Some new arrivals had barely stepped out of the ticket
turnstiles before they encountered a woman loudly reciting verses
from her Bible to them.
For the most part, people seemed uninterested on Monday
afternoon. Tracts were refused; questions were dodged; preaching
was scurried past. But not everyone walked on by. One young man
listened intently for a good 20 minutes while another with a long
beard and a "Team Islam" ("Always number one!") T-shirt, chatted to
him. Next to him, a young woman cheerfully discussed the hijab with
another member of the team. Another asked for a pamphlet from the
Christian pastor who was handing them out.
"It's mostly the same everywhere you go - just like it was when
Jesus preached," said Kevin Williams, the pastor of Grace
Fellowship Manchester, who was there with a team of 12. "Some
believe; some mock; some get angry; but it's been quite mild today.
We leave the results in God's hands."
He had had some interaction with the Muslims near by. "It's hard
to speak to them, because they go off in a programmed reaction";
but it had been easier talking to a Muslim from Russia, he
said.
Most of the members of Team Islam were young, some of them,
perhaps, on their school holidays. The young man I spoke to was
very keen to emphasise the rationality of his faith.
Muhammad split the moon in two, he explained.
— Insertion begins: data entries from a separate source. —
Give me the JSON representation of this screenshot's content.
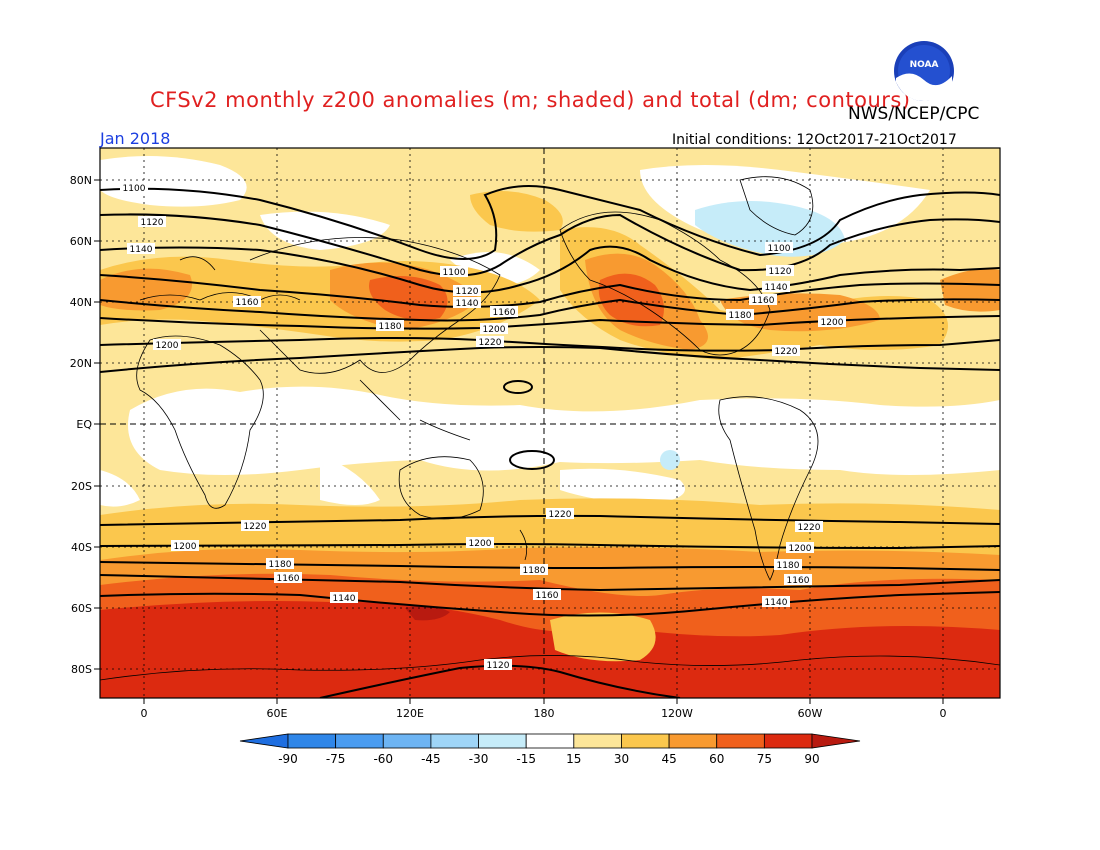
{
  "title": "CFSv2 monthly z200 anomalies (m; shaded) and total (dm; contours)",
  "agency": "NWS/NCEP/CPC",
  "valid_month": "Jan 2018",
  "initial_conditions": "Initial conditions: 12Oct2017-21Oct2017",
  "logo_text": "NOAA",
  "map": {
    "lat_labels": [
      "80N",
      "60N",
      "40N",
      "20N",
      "EQ",
      "20S",
      "40S",
      "60S",
      "80S"
    ],
    "lon_labels": [
      "0",
      "60E",
      "120E",
      "180",
      "120W",
      "60W",
      "0"
    ],
    "contour_labels": [
      "1100",
      "1120",
      "1140",
      "1160",
      "1180",
      "1200",
      "1220"
    ]
  },
  "colorbar": {
    "labels": [
      "-90",
      "-75",
      "-60",
      "-45",
      "-30",
      "-15",
      "15",
      "30",
      "45",
      "60",
      "75",
      "90"
    ],
    "colors": [
      "#1e6ee0",
      "#2f86e8",
      "#4a9cf0",
      "#6db4f3",
      "#9fd5f7",
      "#c6ecf9",
      "#ffffff",
      "#fde699",
      "#fbc74d",
      "#f89a30",
      "#f0601c",
      "#dc2a10",
      "#b81a10"
    ]
  }
}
Science had
provided evidence of this. He had a book in his rucksack ("I would
give it to you . . . but it's worth £15") about how science and the
Qur'an are compatible. Undeterred to hear that I was a Christian,
he suggested that it was important not to pray through Jesus, and
advised me to ask God to guide me. Hellfire was the destination
for those who rejected the message.
For Anjem Choudary, another member of Team Islam, there was a
political point to be made. Although he was there to "propagate
Islam" ("the invitation to Islam is an obligation on every
Muslim"), the Olympics, he suggested, were about "the promotion of
division, nationalism, alcohol, and drugs". There were "tyrants
coming here" - Russia and the United States, for example. And those
who looked on Britain as a "peaceful host" needed to know what
Muslims here thought about foreign policy and British actions
in Afghanistan and Iraq.
A few feet away, Solomon Nagalla, of Stratford Zion Christian
Fellowship, was giving out leaflets ("Why did Jesus Christ come to
the world?"). "This is a way to reach different nationalities of
people, to share the peace that changes their heart . . . peace,
joy, happiness," he said.
Music made a difference, he suggested, on the basis of his
experience of street evangelism in other areas. "Singing gospel
songs sometimes really encourages people."
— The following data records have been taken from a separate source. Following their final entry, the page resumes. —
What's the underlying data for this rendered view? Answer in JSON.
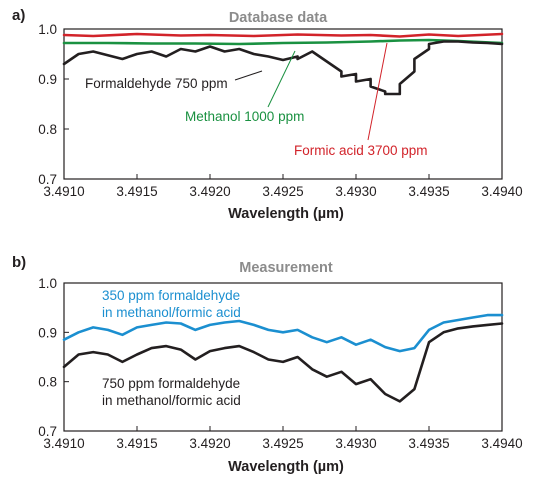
{
  "chart_data": [
    {
      "type": "line",
      "panel_label": "a)",
      "title": "Database data",
      "xlabel": "Wavelength (µm)",
      "ylabel": "",
      "xlim": [
        3.491,
        3.494
      ],
      "ylim": [
        0.7,
        1.0
      ],
      "xticks": [
        "3.4910",
        "3.4915",
        "3.4920",
        "3.4925",
        "3.4930",
        "3.4935",
        "3.4940"
      ],
      "yticks": [
        "0.7",
        "0.8",
        "0.9",
        "1.0"
      ],
      "grid": false,
      "series": [
        {
          "name": "Formic acid 3700 ppm",
          "color": "#d2232a",
          "x": [
            3.491,
            3.4912,
            3.4915,
            3.4918,
            3.492,
            3.4923,
            3.4926,
            3.4929,
            3.4931,
            3.4933,
            3.4935,
            3.4937,
            3.494
          ],
          "y": [
            0.988,
            0.986,
            0.99,
            0.987,
            0.988,
            0.986,
            0.989,
            0.987,
            0.988,
            0.985,
            0.989,
            0.986,
            0.99
          ]
        },
        {
          "name": "Methanol 1000 ppm",
          "color": "#1a9141",
          "x": [
            3.491,
            3.4913,
            3.4916,
            3.4919,
            3.4922,
            3.4925,
            3.4928,
            3.4931,
            3.4933,
            3.4935,
            3.4937,
            3.494
          ],
          "y": [
            0.972,
            0.972,
            0.971,
            0.971,
            0.97,
            0.972,
            0.973,
            0.975,
            0.977,
            0.978,
            0.976,
            0.972
          ]
        },
        {
          "name": "Formaldehyde 750 ppm",
          "color": "#231f20",
          "x": [
            3.491,
            3.4911,
            3.4912,
            3.4914,
            3.4915,
            3.4916,
            3.4917,
            3.4918,
            3.4919,
            3.492,
            3.4921,
            3.4922,
            3.4923,
            3.4924,
            3.4925,
            3.4926,
            3.4926,
            3.4927,
            3.4928,
            3.4929,
            3.4929,
            3.493,
            3.493,
            3.4931,
            3.4931,
            3.4932,
            3.4932,
            3.4933,
            3.4933,
            3.4934,
            3.4934,
            3.4935,
            3.4935,
            3.4936,
            3.4937,
            3.4938,
            3.4939,
            3.494
          ],
          "y": [
            0.93,
            0.95,
            0.955,
            0.94,
            0.95,
            0.955,
            0.945,
            0.96,
            0.955,
            0.965,
            0.955,
            0.96,
            0.95,
            0.945,
            0.938,
            0.945,
            0.94,
            0.955,
            0.935,
            0.915,
            0.905,
            0.91,
            0.895,
            0.9,
            0.885,
            0.875,
            0.87,
            0.87,
            0.89,
            0.915,
            0.94,
            0.96,
            0.97,
            0.975,
            0.975,
            0.973,
            0.972,
            0.97
          ]
        }
      ],
      "annotations": [
        {
          "text": "Formaldehyde 750 ppm",
          "color": "#231f20"
        },
        {
          "text": "Methanol 1000 ppm",
          "color": "#1a9141"
        },
        {
          "text": "Formic acid 3700 ppm",
          "color": "#d2232a"
        }
      ]
    },
    {
      "type": "line",
      "panel_label": "b)",
      "title": "Measurement",
      "xlabel": "Wavelength (µm)",
      "ylabel": "",
      "xlim": [
        3.491,
        3.494
      ],
      "ylim": [
        0.7,
        1.0
      ],
      "xticks": [
        "3.4910",
        "3.4915",
        "3.4920",
        "3.4925",
        "3.4930",
        "3.4935",
        "3.4940"
      ],
      "yticks": [
        "0.7",
        "0.8",
        "0.9",
        "1.0"
      ],
      "grid": false,
      "series": [
        {
          "name": "350 ppm formaldehyde in methanol/formic acid",
          "color": "#1b8fd0",
          "x": [
            3.491,
            3.4911,
            3.4912,
            3.4913,
            3.4914,
            3.4915,
            3.4916,
            3.4917,
            3.4918,
            3.4919,
            3.492,
            3.4921,
            3.4922,
            3.4923,
            3.4924,
            3.4925,
            3.4926,
            3.4927,
            3.4928,
            3.4929,
            3.493,
            3.4931,
            3.4932,
            3.4933,
            3.4934,
            3.4935,
            3.4936,
            3.4937,
            3.4938,
            3.4939,
            3.494
          ],
          "y": [
            0.885,
            0.9,
            0.91,
            0.905,
            0.895,
            0.91,
            0.915,
            0.92,
            0.918,
            0.905,
            0.915,
            0.92,
            0.923,
            0.915,
            0.905,
            0.9,
            0.905,
            0.89,
            0.88,
            0.89,
            0.875,
            0.885,
            0.87,
            0.862,
            0.868,
            0.905,
            0.92,
            0.925,
            0.93,
            0.935,
            0.935
          ]
        },
        {
          "name": "750 ppm formaldehyde in methanol/formic acid",
          "color": "#231f20",
          "x": [
            3.491,
            3.4911,
            3.4912,
            3.4913,
            3.4914,
            3.4915,
            3.4916,
            3.4917,
            3.4918,
            3.4919,
            3.492,
            3.4921,
            3.4922,
            3.4923,
            3.4924,
            3.4925,
            3.4926,
            3.4927,
            3.4928,
            3.4929,
            3.493,
            3.4931,
            3.4932,
            3.4933,
            3.4934,
            3.4935,
            3.4936,
            3.4937,
            3.4938,
            3.4939,
            3.494
          ],
          "y": [
            0.83,
            0.855,
            0.86,
            0.855,
            0.84,
            0.855,
            0.868,
            0.872,
            0.865,
            0.845,
            0.862,
            0.868,
            0.872,
            0.86,
            0.845,
            0.84,
            0.85,
            0.825,
            0.81,
            0.82,
            0.795,
            0.805,
            0.775,
            0.76,
            0.785,
            0.88,
            0.9,
            0.908,
            0.912,
            0.915,
            0.918
          ]
        }
      ],
      "annotations": [
        {
          "text_lines": [
            "350 ppm formaldehyde",
            "in methanol/formic acid"
          ],
          "color": "#1b8fd0"
        },
        {
          "text_lines": [
            "750 ppm formaldehyde",
            "in methanol/formic acid"
          ],
          "color": "#231f20"
        }
      ]
    }
  ]
}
Meanwhile, a man in a cagoule was strolling around with a sign:
"You shall not murder, commit adultery, steal, bear false witness,
but you shall honour your father and your mother and love your
neighbour as yourself," read one side. "Jesus said 'I am the way
the truth and the life'" proclaimed the other.
When I left, he was still quietly parading up and down, pulling
up his hood when it started to rain through the sunshine.